From barbarian outpost to industrial mecca, arts destination extraordinaire and now iconic of new London: proud, beautiful, modern and fearless, the South Bank has enjoyed many faces during its multi-millennial history, each with its own distinct character and purpose.
Stretching from the Lambeth Palace, Tudor seat of the archbishopric, to ancient Southwark via the burgeoning Bankside district, the area has been subject to one of the most extensive redevelopment programmes in living history, estimated to be valued at around £10 billion.
Oxo Tower, source: Flickr/Paul Hudson
Today receiving 28 million visitors a year, there has been a settlement on the South Bank district of Southwark since pre-Roman times. During the Medieval era the area was a hub for theatre, bear-baiting and brothels – as evidenced in the works of Geoffrey Chaucer and William Shakespeare. Centuries later, Charles Dickens visited his father in Marshalsea prison, setting to Little Dorrit and close to the infamous Clink.

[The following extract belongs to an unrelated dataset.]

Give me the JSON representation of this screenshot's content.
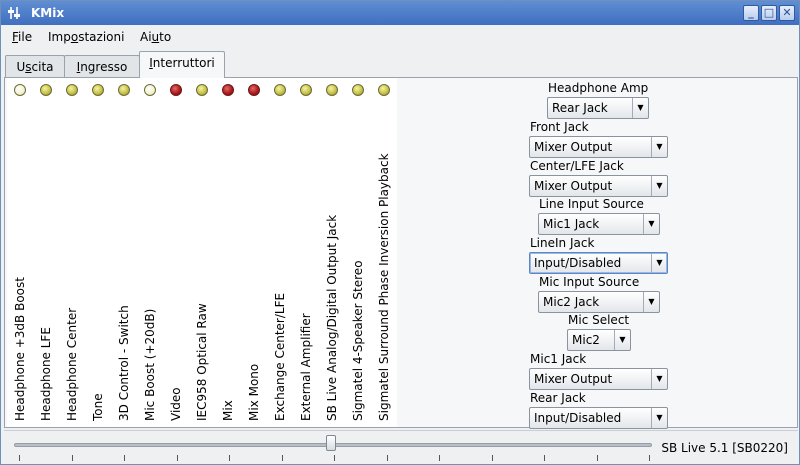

The area's shallow banks and mudflats made it ideal for docking and manufacturing, and so its 19th-century reinvention is today told in gorgeous Industrialist architecture, now reclaimed by Tate Modern, the Oxo Tower, Sea Containers et al. In 1951 it was redeveloped to raise the nation's post-War spirits with the Festival of Britain, although the brutalist architecture conceived for that is said by some to only dampen it today.
Now, with the gleaming edifices of The Shard, Sea Containers and the US Embassy due to relocate here in 2017 and their ripple effects throughout the area, the South Bank comprises one of the most investible – both culturally and fiscally – and multifarious areas the capital holds today.
What to see
Marvel at the major and inaugural artists' retrospectives descending on the South Bank's world-leading institutions this season, from the minimal canvases of Agnes Martin and vibrant, abstract designs of Sonia Delauney at the Tate Modern (where the permanent galleries showcase the most seminal collection of contemporary art on this planet) to Carsten Holler at the Hayward Gallery.
The Belgium-born artist presents 'Decision Dilemma,' curating works from the past twenty years and a perception-bending series of installations.
Millenium Bridge and Tate Modern
What to do this summer
Experience a show at the Southbank Centre, artists and aethestes from all disciplines come together for year round shows, exhibtions, lectures and readings. Don't miss the second installation of its Festival of Love (27 June - 6 September) then book out a private pod for a ride on the London Eye.
Yoga at the Shard, www.yogasphere.eu
Start your day with a yoga session at the highest vantage point in Western Europe, the breathtaking View From The Shard. Don't miss the Totally Thames Festival in September, the month-long series of events enveloping regattas, river races and concerts cascading across the river.
Golden Jubilee Bridge
The National Theatre is home to what are arguably the most acclaimed theatrical programmes and advanced sets in the world. Nearby you'll find the historic Old Vic, run by Kevin Spacey and currently staging High Society, or get a taste for The Bard over The Merchant of Venice in his ancestral homeland at Shakespeare's Globe.
Shakespeare's Globe Theatre
Where to eat
Head for the heights at Hutong and Oblix at The Shard, duck out of the madding theatre-going crowds at Skylon or take a post-show aperitif on the ultimate summer terrace of the Queen Elizabeth Hall. Enter the hidden depths of the National Theatre in the atmospheric The Understudy bar or take in a tipple overlooking The Thames at the Oxo Tower.
Oblix at the Shard
Afterwards, grab a table at the newly-opened and super-stylish Sea Containers (it's housed in the iconic building of the same name), or meander along the river to London's most-loved food hub, Borough Market, where you can savour the finest tastes from Europe, among them The Ginger Pig, Brindisa and Konditor & Cook, all presided over by the sleek, smart fine dining room of British stalwart Roast.
Butler's Wharf is the Victorian former tea warehouse now home to classic riverside restaurants including the eponymous chophouse and Parisian fine dining legend La Pont de la Tour. Don't miss the 'Butler's Wharf Blackout' where you dine in the dark during September.